As for the acting, Thompson and Rickman are not alone in excellence- Hugh Grant is, along with Brendan Fraser, one of the two best comic actors going. He is so good at what he has done in his film career that it’s easy to take him for granted, as just playing ‘Hugh’- but in this film there are some genuine moments of tenderness he conveys in his feelings for the maid.
That humor and drama, neatly wrapped and unresolved endings, can co-exist in this film’s world shows that Curtis is not a mere sentimentalist in the Frank Capra vein. His work has more intellectual and emotional honesty, as we also do not get all the details of each tale for Curtis realizes that his audience is smart enough to fill in the blanks. He just gives us enough to allow a viewer to draw upon their own universal experiences with love’s sundry forms - such as the Juliet-Peter-Mark triangle. There is a scene where Mark comes to Juliet’s house as she and Peter are watching TV that shows just how smartly written the film is.

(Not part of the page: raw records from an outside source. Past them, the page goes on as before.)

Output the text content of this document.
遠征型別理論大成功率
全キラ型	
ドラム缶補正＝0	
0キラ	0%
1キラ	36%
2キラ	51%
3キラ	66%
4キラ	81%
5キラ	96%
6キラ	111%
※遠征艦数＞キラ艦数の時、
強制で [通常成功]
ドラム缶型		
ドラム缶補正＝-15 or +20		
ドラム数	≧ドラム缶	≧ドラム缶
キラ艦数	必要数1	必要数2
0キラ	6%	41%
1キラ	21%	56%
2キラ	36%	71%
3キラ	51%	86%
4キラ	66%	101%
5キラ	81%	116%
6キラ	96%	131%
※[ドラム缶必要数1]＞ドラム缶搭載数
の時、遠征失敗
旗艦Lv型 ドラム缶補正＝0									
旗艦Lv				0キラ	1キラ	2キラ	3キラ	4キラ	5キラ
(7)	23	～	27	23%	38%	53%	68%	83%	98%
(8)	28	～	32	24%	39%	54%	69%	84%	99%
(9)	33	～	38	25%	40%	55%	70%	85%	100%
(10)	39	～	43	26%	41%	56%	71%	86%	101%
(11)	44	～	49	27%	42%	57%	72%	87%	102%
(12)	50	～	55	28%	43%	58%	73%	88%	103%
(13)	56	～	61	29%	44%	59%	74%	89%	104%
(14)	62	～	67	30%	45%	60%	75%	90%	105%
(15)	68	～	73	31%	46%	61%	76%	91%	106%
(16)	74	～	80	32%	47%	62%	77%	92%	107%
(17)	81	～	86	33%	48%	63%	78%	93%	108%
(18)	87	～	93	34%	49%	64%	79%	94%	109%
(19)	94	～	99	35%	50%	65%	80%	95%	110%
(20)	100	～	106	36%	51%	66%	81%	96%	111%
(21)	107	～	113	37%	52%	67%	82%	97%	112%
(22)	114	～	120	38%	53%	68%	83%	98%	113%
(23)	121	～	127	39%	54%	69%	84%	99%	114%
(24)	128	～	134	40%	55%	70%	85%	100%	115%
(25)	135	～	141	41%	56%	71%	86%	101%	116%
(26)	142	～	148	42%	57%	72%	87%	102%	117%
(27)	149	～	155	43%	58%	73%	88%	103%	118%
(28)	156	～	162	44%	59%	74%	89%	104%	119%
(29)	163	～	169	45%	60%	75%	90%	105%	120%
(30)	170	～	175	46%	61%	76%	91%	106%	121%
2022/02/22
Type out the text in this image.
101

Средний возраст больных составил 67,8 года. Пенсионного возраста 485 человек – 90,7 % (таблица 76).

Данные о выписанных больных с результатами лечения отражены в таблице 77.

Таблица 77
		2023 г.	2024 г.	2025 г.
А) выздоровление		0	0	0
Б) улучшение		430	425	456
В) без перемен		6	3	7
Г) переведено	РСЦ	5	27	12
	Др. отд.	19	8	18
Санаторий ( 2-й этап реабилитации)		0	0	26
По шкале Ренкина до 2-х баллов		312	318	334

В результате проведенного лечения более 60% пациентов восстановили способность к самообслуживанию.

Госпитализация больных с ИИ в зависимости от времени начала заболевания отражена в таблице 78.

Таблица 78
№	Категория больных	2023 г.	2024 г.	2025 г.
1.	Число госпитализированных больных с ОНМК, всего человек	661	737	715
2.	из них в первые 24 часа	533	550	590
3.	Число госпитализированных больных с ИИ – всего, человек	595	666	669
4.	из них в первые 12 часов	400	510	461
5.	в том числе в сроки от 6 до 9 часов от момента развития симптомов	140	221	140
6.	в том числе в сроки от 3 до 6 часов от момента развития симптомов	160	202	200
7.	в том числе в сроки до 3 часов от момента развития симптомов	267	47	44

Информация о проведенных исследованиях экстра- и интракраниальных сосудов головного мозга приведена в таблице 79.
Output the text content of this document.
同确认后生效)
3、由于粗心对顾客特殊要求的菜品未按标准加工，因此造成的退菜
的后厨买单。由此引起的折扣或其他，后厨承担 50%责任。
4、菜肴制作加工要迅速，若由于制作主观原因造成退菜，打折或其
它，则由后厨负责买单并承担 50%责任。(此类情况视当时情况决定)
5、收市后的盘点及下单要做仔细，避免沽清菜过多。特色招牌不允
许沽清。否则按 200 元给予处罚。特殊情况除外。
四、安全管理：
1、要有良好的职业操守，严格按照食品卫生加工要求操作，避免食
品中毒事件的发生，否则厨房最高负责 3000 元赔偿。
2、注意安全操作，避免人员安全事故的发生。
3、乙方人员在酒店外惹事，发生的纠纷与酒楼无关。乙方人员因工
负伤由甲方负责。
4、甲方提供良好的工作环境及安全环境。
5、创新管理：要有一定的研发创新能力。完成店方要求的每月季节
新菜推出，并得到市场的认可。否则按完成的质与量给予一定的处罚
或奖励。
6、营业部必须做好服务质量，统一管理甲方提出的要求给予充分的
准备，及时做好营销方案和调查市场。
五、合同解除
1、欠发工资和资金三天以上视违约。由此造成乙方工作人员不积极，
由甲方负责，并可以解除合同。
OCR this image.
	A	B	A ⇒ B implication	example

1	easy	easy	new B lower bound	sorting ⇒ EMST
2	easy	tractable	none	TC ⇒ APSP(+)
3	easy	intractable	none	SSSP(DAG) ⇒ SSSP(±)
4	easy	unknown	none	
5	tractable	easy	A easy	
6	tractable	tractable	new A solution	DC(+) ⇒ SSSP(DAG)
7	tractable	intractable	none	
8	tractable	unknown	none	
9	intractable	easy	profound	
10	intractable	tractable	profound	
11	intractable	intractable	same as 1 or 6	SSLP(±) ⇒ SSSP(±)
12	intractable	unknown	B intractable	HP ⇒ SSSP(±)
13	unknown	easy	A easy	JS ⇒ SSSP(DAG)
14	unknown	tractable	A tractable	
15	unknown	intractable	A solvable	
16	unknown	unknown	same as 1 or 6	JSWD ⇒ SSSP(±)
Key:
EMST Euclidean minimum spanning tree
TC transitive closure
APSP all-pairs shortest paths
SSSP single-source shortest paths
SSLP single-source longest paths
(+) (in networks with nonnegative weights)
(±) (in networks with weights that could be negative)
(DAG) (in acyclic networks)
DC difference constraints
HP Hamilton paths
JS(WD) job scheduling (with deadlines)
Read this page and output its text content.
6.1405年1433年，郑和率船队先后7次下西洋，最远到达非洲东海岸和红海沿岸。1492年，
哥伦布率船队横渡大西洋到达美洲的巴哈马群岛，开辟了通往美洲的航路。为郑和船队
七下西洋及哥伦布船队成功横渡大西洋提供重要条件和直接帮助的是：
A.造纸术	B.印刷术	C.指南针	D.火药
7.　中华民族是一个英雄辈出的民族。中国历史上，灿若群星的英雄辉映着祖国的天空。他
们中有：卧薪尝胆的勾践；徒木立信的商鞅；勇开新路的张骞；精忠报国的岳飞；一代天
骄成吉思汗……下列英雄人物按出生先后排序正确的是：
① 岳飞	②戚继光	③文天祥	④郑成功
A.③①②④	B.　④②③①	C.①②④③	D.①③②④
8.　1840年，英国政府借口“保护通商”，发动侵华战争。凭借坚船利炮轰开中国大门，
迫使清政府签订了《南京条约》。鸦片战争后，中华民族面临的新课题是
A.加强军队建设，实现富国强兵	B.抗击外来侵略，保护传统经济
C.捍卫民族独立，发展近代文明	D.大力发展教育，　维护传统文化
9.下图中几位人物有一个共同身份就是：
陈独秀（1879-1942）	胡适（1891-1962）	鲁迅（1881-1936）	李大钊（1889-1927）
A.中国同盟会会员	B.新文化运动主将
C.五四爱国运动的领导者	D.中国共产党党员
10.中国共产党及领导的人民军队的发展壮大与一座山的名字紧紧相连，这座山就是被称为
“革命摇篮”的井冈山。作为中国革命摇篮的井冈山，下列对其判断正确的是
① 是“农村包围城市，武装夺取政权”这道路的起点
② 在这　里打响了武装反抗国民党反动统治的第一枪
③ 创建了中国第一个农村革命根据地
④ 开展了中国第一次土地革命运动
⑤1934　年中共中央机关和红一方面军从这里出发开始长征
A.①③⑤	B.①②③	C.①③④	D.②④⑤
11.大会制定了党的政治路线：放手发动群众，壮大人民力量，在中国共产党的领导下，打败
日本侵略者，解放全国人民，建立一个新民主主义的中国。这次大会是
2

When Juliet answers the door Mark tells her to pretend it’s Christmas carolers. He then professes his undying love for her through cue cards. As he leaves in the snowy night Juliet rushes out and kisses him - but it is a kiss of non-sexual love, as she heads back to her husband and Mark resolves to grow up. This feint away from cliché is one of many felt through the whole film. Even the most nakedly clichéd scene of the film, where Jamie follows Aurelia to Portugal, then leads the town down to utter a public proposal to her, is leavened by both the absurdity of what many of the Portuguese think he’s going to do to her and the fact that the connection the two characters have built up between their mangled mislanguaged assumptions has been borne out between the body language of the actors.
The start and end of the film takes place at Heathrow, where a montage of people being greeted by their loved ones is lent poignancy by the opening narration of Hugh Grant stating that all the known messages left by the people who died on the 9/11 airplanes were messages of love and not hate, and the closing song of the Beach Boys’ God Only Knows. Also effective is the use of cameos in the film, most notably as dream babes such as Claudia Schiffer, Denise Richards, and Shannon Elizabeth make brief appearances in the airport as love interests for some of the diverse characters, who we see now have known each other in casual ways, each with different takes on love.
Is Love Actually a film that will challenge you the way 2001: A Space Odyssey does? No. But it is a film whose well-written and acted characters and charm will stick in your mind long after their counterparts from lesser, schmaltzier films in its genre have faded.